Education as a Civil Right

Drew Faust

In November, I had the distinct privilege of addressing some 600 Harvard alumni at the Smithsonian Institution’s National Museum of African American History and Culture. The event—the sixteenth in the Harvard Campaign’s “Your Harvard” series that has taken me from Boston to Berlin to Dallas to Singapore, and concludes in February in San Francisco—included remarks from a personal hero of mine, Congressman John Lewis, LL.D. ’12, who in many ways willed the museum into existence with his lifetime commitment to civil rights and remembrance in America. A panel of Harvard faculty explored the evening’s theme: education as the civil-rights issue of our time.

The museum was the perfect backdrop for this conversation. Its exhibition halls surround visitors with testaments to the liberating power of learning and the hard-fought struggle by African slaves and their offspring to gain access to education: the tattered bible that Nat Turner carried into a slave rebellion, prompting laws that made it a crime to teach enslaved persons to read; the hymnal Harriet Tubman cherished, though it is believed she could neither read nor write; the Celtics jersey of basketball legend Bill Russell, LL.D. ’07, whose most prized childhood possession was his library card to the Oakland Public Library.
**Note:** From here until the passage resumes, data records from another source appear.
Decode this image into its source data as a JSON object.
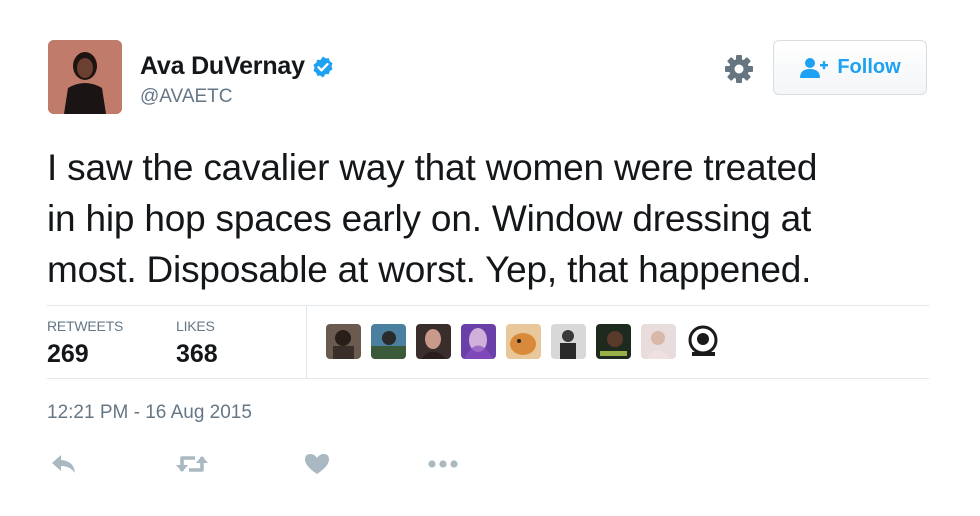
{
  "author": {
    "name": "Ava DuVernay",
    "handle": "@AVAETC",
    "verified": true
  },
  "follow_button": {
    "label": "Follow",
    "icon": "add-user-icon"
  },
  "settings_icon": "gear-icon",
  "tweet": {
    "line1": "I saw the cavalier way that women were treated",
    "line2": "in hip hop spaces early on. Window dressing at",
    "line3": "most. Disposable at worst. Yep, that happened."
  },
  "stats": {
    "retweets_label": "RETWEETS",
    "retweets_count": "269",
    "likes_label": "LIKES",
    "likes_count": "368"
  },
  "liker_avatars": [
    {
      "color": "#5a4a42"
    },
    {
      "color": "#3e6f8c"
    },
    {
      "color": "#4a3a38"
    },
    {
      "color": "#8a4fc2"
    },
    {
      "color": "#d88a3a"
    },
    {
      "color": "#b8b8b8"
    },
    {
      "color": "#2d3a2a"
    },
    {
      "color": "#d8c8c8"
    },
    {
      "color": "#ffffff"
    }
  ],
  "timestamp": "12:21 PM - 16 Aug 2015",
  "actions": [
    "reply-icon",
    "retweet-icon",
    "like-icon",
    "more-icon"
  ],
  "colors": {
    "accent": "#1da1f2",
    "secondary_text": "#657786",
    "icon_gray": "#aab8c2"
  }
}
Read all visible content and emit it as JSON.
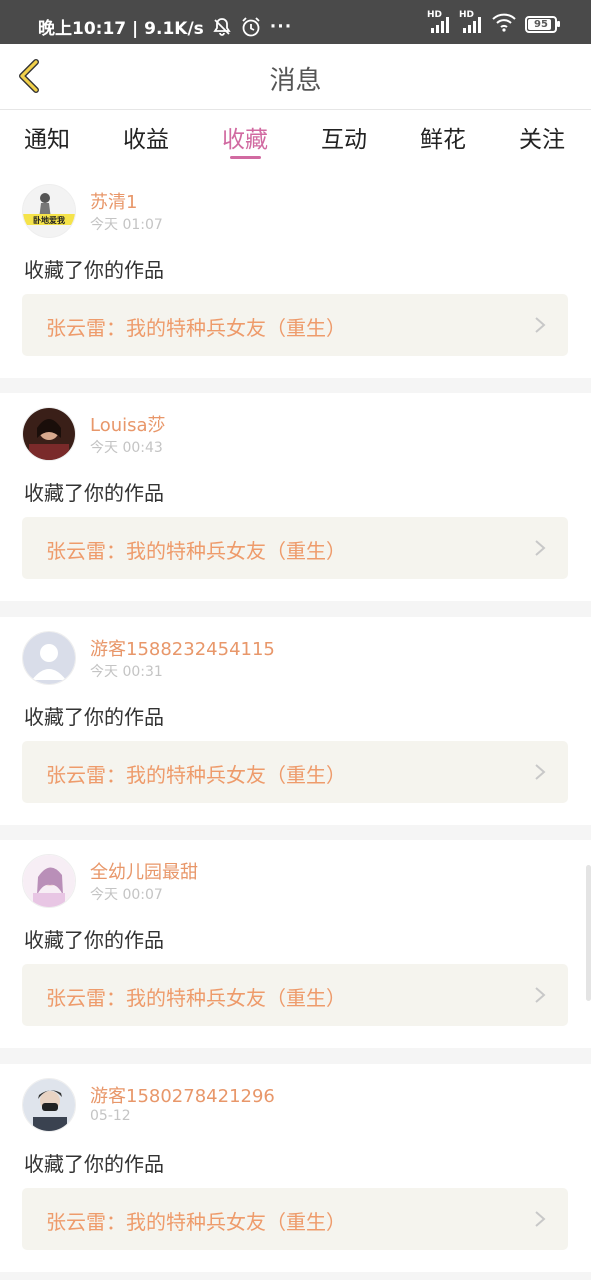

Frederick Douglass once wrote, “Some men know the value of education by having it. I know its value by not having it.” Education liberates the mind, even when the body is oppressed. It gives us perspective as a passport to other times, other places, and other points of view, as well as a way to learn about ourselves and to re-imagine our lives in ways that alter us forever.

More than sixty years after the Brown v. Board of Education decision, access to education is still not equal. I remember listening to that decision announced on the radio when I was seven—I glimpsed then the aspiration toward justice through education that would come to shape my life.

Beginning with its first scholarships in 1643, Harvard has gradually opened its community to one individual and one group after another—widening its gates through financial aid, through its invention of merit-based testing and its merger with Radcliffe, through outreach and advocacy for first-generation, low-income, and undocumented applicants—all in an effort to attract students of talent and promise from every background, across the United States and across the world.

Throughout our history, these efforts have advanced educational attainment at Harvard. Today, 15 percent of our students are the first in their family to attend college, and more than half of Harvard College students receive need-based financial aid. More than 20 percent of students’ families are not expected to contribute to costs associated with tuition or room and board for their child’s education, and we make sure every graduate of the College can leave without taking on debt.

Advancing the critical role of education in promoting service, achieving social justice, and widening opportunity is fundamental to Harvard and the heart of the Campaign we launched in 2013. Now more than ever these efforts are essential. In a nation where violence and threats are increasingly replacing rational discourse and exchange, we must champion equal access to education and foster discourse where facts and truth matter.

The National Museum of African American History and Culture powerfully reminds us that education and freedom are inseparably intertwined. The hope and reality of what education can unlock make it incumbent on us to redouble our efforts to open the gates, and close the gap.